Rebuilding the Gaza Strip will cost more than $70 billion and could take several decades, the UN Trade and Development agency (UNCTAD) said in a new report, warning that war and restrictions had triggered an "unprecedented collapse across the Palestinian economy".
"The military operations have significantly undermined every pillar of survival," from food to shelter to healthcare, "and plunged Gaza into a human-made abyss", it said.
"The sustained, systematic destruction casts significant doubt on the ability of Gaza to reconstitute itself as a liveable space and society."
Palestinian Islamist group Hamas's attack on southern Israel in October 2023 resulted in the deaths of 1,221 people and sparked a devastating two-year war in Gaza.
Israel's retaliatory assault on Gaza has killed more than 69,000 people, according to figures from the health ministry that the UN considers reliable.
The scale of destruction wrought on the territory has meanwhile "unleashed cascading crises, economic, humanitarian, environmental and social, propelling (it) from de-development to utter ruin", UNCTAD's report said.
Even "in an optimistic scenario of double-digit growth rates facilitated by a significant level of foreign aid, it will take several decades for Gaza to return to pre-October 2023 welfare levels", it said.

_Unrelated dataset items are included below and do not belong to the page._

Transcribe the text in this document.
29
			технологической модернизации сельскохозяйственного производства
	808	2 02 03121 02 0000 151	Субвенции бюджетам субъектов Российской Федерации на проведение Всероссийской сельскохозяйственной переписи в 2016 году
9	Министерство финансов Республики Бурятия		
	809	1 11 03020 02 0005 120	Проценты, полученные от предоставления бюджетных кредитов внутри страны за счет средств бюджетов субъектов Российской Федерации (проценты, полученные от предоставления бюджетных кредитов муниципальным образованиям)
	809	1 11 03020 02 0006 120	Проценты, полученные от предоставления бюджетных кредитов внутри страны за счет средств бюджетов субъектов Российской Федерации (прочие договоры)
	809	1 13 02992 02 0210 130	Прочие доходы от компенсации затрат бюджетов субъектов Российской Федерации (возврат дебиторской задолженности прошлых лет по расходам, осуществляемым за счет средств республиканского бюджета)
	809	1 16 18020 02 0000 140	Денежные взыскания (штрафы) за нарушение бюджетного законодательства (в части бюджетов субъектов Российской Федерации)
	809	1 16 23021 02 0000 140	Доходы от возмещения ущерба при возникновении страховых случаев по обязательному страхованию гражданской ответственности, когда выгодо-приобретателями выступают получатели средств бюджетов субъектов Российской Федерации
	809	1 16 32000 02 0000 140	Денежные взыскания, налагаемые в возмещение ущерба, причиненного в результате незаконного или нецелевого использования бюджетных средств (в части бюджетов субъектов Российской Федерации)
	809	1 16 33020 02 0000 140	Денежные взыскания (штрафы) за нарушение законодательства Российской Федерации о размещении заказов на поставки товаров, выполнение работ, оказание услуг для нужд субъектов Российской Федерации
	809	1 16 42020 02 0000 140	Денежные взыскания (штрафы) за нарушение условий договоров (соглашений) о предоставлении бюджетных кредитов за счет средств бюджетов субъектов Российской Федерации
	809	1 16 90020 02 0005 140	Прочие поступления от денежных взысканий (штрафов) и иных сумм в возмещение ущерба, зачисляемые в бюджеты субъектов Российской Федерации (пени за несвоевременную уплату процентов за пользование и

UNCTAD called for a "comprehensive recovery plan", combining "coordinated international assistance, restoration of fiscal transfers, and measures to ease constraints on trade, movement and investment".
With Gaza's entire population facing "extreme, multidimensional impoverishment", the UN agency is also calling for the introduction of a universal emergency basic income, providing everyone there a renewable and unconditional monthly transfer of cash.
The report showed that Gaza's economy contracted by 87 percent over the course of 2023-2024, leaving its gross domestic product per capita at just $161 -- among the lowest globally.
While the situation was not as bad in the West Bank, the report found that "violence, accelerated settlement expansion and restrictions on worker mobility have decimated the economy" there as well, "resulting in the worst economic decline since UNCTAD began to maintain records in 1972".